Castles, Battlefields, and Continents: A Dataset of Maps from Literature

Axel Bax1 ORCID , David Mimno1 ORCID and Matthew Wilkens1 ORCID

  • 1 Information Science, Cornell University, Ithaca, New York

Permanent Link: https://doi.org/10.63744/oYbvYsUA743D

Published: 21 November 2025

Keywords: computational humanities, literary cartography, digital humanities, CLIP, EfficientNet, maps

Abstract

Maps are not common in novels. It is not obvious that they are necessary at all. Yet maps do appear in some novels. Why and to what ends? To answer these questions, scholars need a large collection of novels that contain maps. We develop a computational system to identify maps from page images and apply it to a large historical corpus of fiction.

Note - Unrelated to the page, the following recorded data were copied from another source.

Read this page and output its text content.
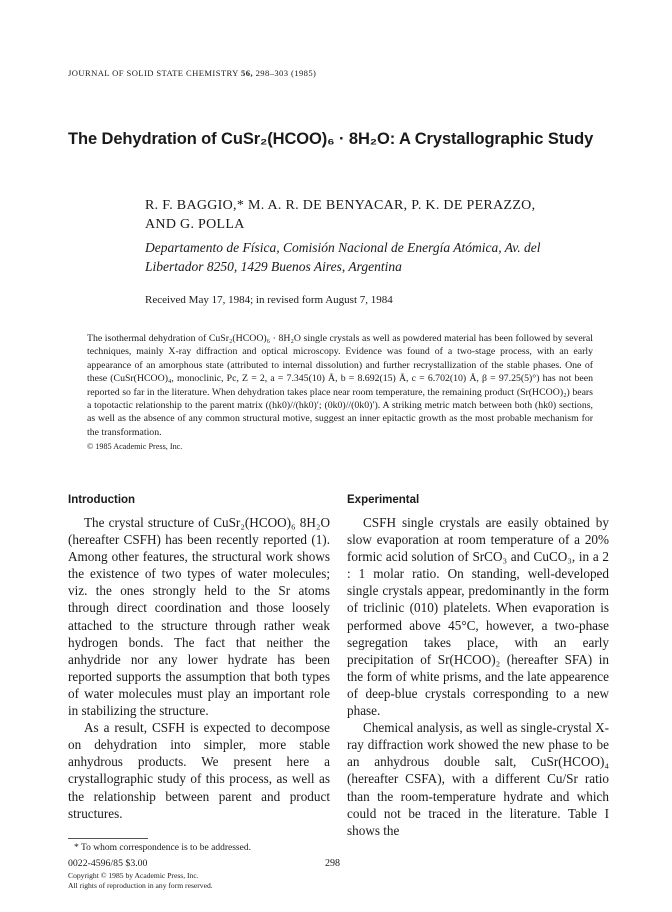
JOURNAL OF SOLID STATE CHEMISTRY 56, 298–303 (1985)
The Dehydration of CuSr₂(HCOO)₆ · 8H₂O: A Crystallographic Study
R. F. BAGGIO,* M. A. R. DE BENYACAR, P. K. DE PERAZZO,
AND G. POLLA
Departamento de Física, Comisión Nacional de Energía Atómica, Av. del
Libertador 8250, 1429 Buenos Aires, Argentina
Received May 17, 1984; in revised form August 7, 1984

The isothermal dehydration of CuSr₂(HCOO)₆ · 8H₂O single crystals as well as powdered material has been followed by several techniques, mainly X-ray diffraction and optical microscopy. Evidence was found of a two-stage process, with an early appearance of an amorphous state (attributed to internal dissolution) and further recrystallization of the stable phases. One of these (CuSr(HCOO)₄, monoclinic, Pc, Z = 2, a = 7.345(10) Å, b = 8.692(15) Å, c = 6.702(10) Å, β = 97.25(5)°) has not been reported so far in the literature. When dehydration takes place near room temperature, the remaining product (Sr(HCOO)₂) bears a topotactic relationship to the parent matrix ((hk0)//(hk0)′; (0k0)//(0k0)′). A striking metric match between both (hk0) sections, as well as the absence of any common structural motive, suggest an inner epitactic growth as the most probable mechanism for the transformation.

© 1985 Academic Press, Inc.

Introduction	Experimental

The crystal structure of CuSr₂(HCOO)₆ 8H₂O (hereafter CSFH) has been recently reported (1). Among other features, the structural work shows the existence of two types of water molecules; viz. the ones strongly held to the Sr atoms through direct coordination and those loosely attached to the structure through rather weak hydrogen bonds. The fact that neither the anhydride nor any lower hydrate has been reported supports the assumption that both types of water molecules must play an important role in stabilizing the structure.

As a result, CSFH is expected to decompose on dehydration into simpler, more stable anhydrous products. We present here a crystallographic study of this process, as well as the relationship between parent and product structures.

CSFH single crystals are easily obtained by slow evaporation at room temperature of a 20% formic acid solution of SrCO₃ and CuCO₃, in a 2 : 1 molar ratio. On standing, well-developed single crystals appear, predominantly in the form of triclinic (010) platelets. When evaporation is performed above 45°C, however, a two-phase segregation takes place, with an early precipitation of Sr(HCOO)₂ (hereafter SFA) in the form of white prisms, and the late appearence of deep-blue crystals corresponding to a new phase.

Chemical analysis, as well as single-crystal X-ray diffraction work showed the new phase to be an anhydrous double salt, CuSr(HCOO)₄ (hereafter CSFA), with a different Cu/Sr ratio than the room-temperature hydrate and which could not be traced in the literature. Table I shows the

* To whom correspondence is to be addressed.
0022-4596/85 $3.00	298
Copyright © 1985 by Academic Press, Inc.
All rights of reproduction in any form reserved.
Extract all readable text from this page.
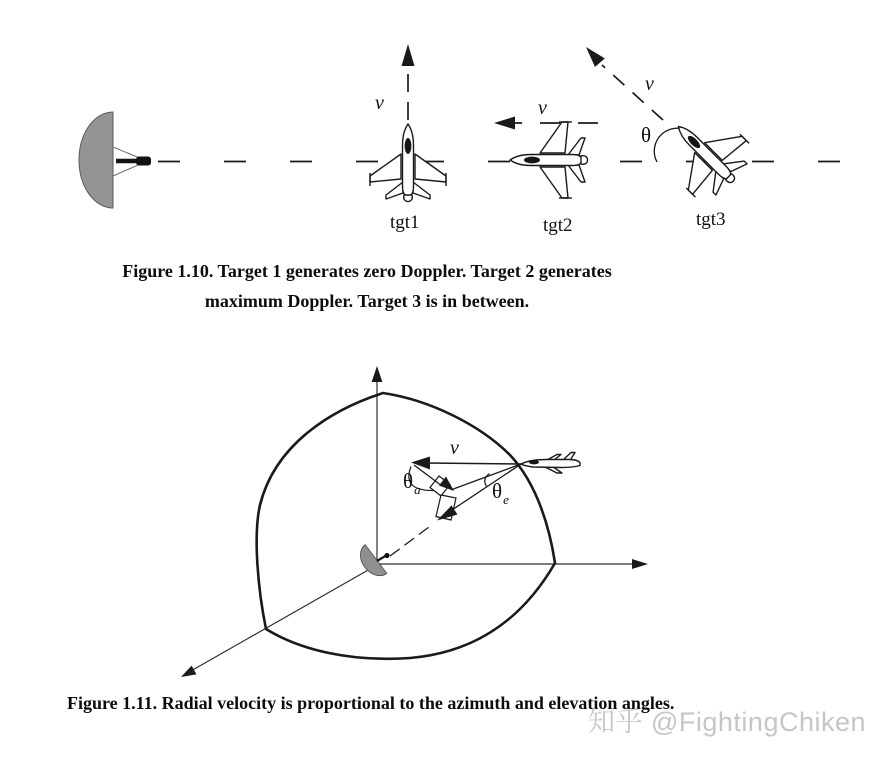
v	v
v
θ
tgt1	tgt2	tgt3
Figure 1.10. Target 1 generates zero Doppler. Target 2 generates
maximum Doppler. Target 3 is in between.
v
$\theta_a$	$\theta_e$
Figure 1.11. Radial velocity is proportional to the azimuth and elevation angles.
知乎 @FightingChiken
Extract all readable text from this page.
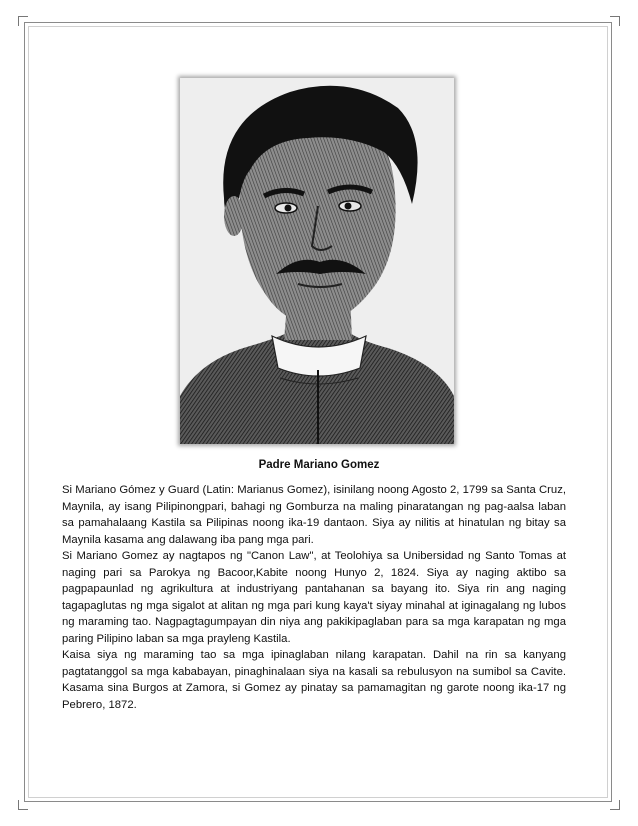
Padre Mariano Gomez

Si Mariano Gómez y Guard (Latin: Marianus Gomez), isinilang noong Agosto 2, 1799 sa Santa Cruz, Maynila, ay isang Pilipinongpari, bahagi ng Gomburza na maling pinaratangan ng pag-aalsa laban sa pamahalaang Kastila sa Pilipinas noong ika-19 dantaon. Siya ay nilitis at hinatulan ng bitay sa Maynila kasama ang dalawang iba pang mga pari.

Si Mariano Gomez ay nagtapos ng "Canon Law", at Teolohiya sa Unibersidad ng Santo Tomas at naging pari sa Parokya ng Bacoor,Kabite noong Hunyo 2, 1824. Siya ay naging aktibo sa pagpapaunlad ng agrikultura at industriyang pantahanan sa bayang ito. Siya rin ang naging tagapaglutas ng mga sigalot at alitan ng mga pari kung kaya't siyay minahal at iginagalang ng lubos ng maraming tao. Nagpagtagumpayan din niya ang pakikipaglaban para sa mga karapatan ng mga paring Pilipino laban sa mga prayleng Kastila.

Kaisa siya ng maraming tao sa mga ipinaglaban nilang karapatan. Dahil na rin sa kanyang pagtatanggol sa mga kababayan, pinaghinalaan siya na kasali sa rebulusyon na sumibol sa Cavite. Kasama sina Burgos at Zamora, si Gomez ay pinatay sa pamamagitan ng garote noong ika-17 ng Pebrero, 1872.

We deploy a three part workflow using an ensemble of three finetuned EfficientNet convolutional neural network (CNN) classifiers, Contrastive Language-Image Pre-training (CLIP), and human annotation to identify 2,622 maps in over 32 million pages of fiction published 1800–1928. We find that 1) maps are rare, making up 0.008% of all pages (1.7% of novels contain at least one map) 2) “map novels” were most common at the turn of the 20th century, 3) maps mostly appear on endpapers or front matter, 4) only 43% of map novels contain references to maps in their library MARC records, 5) 25% of maps depict fictional settings, 6) 70% of maps represent areas at a regional or larger scale, and 7) map novels contain more spatial language than non-map novels.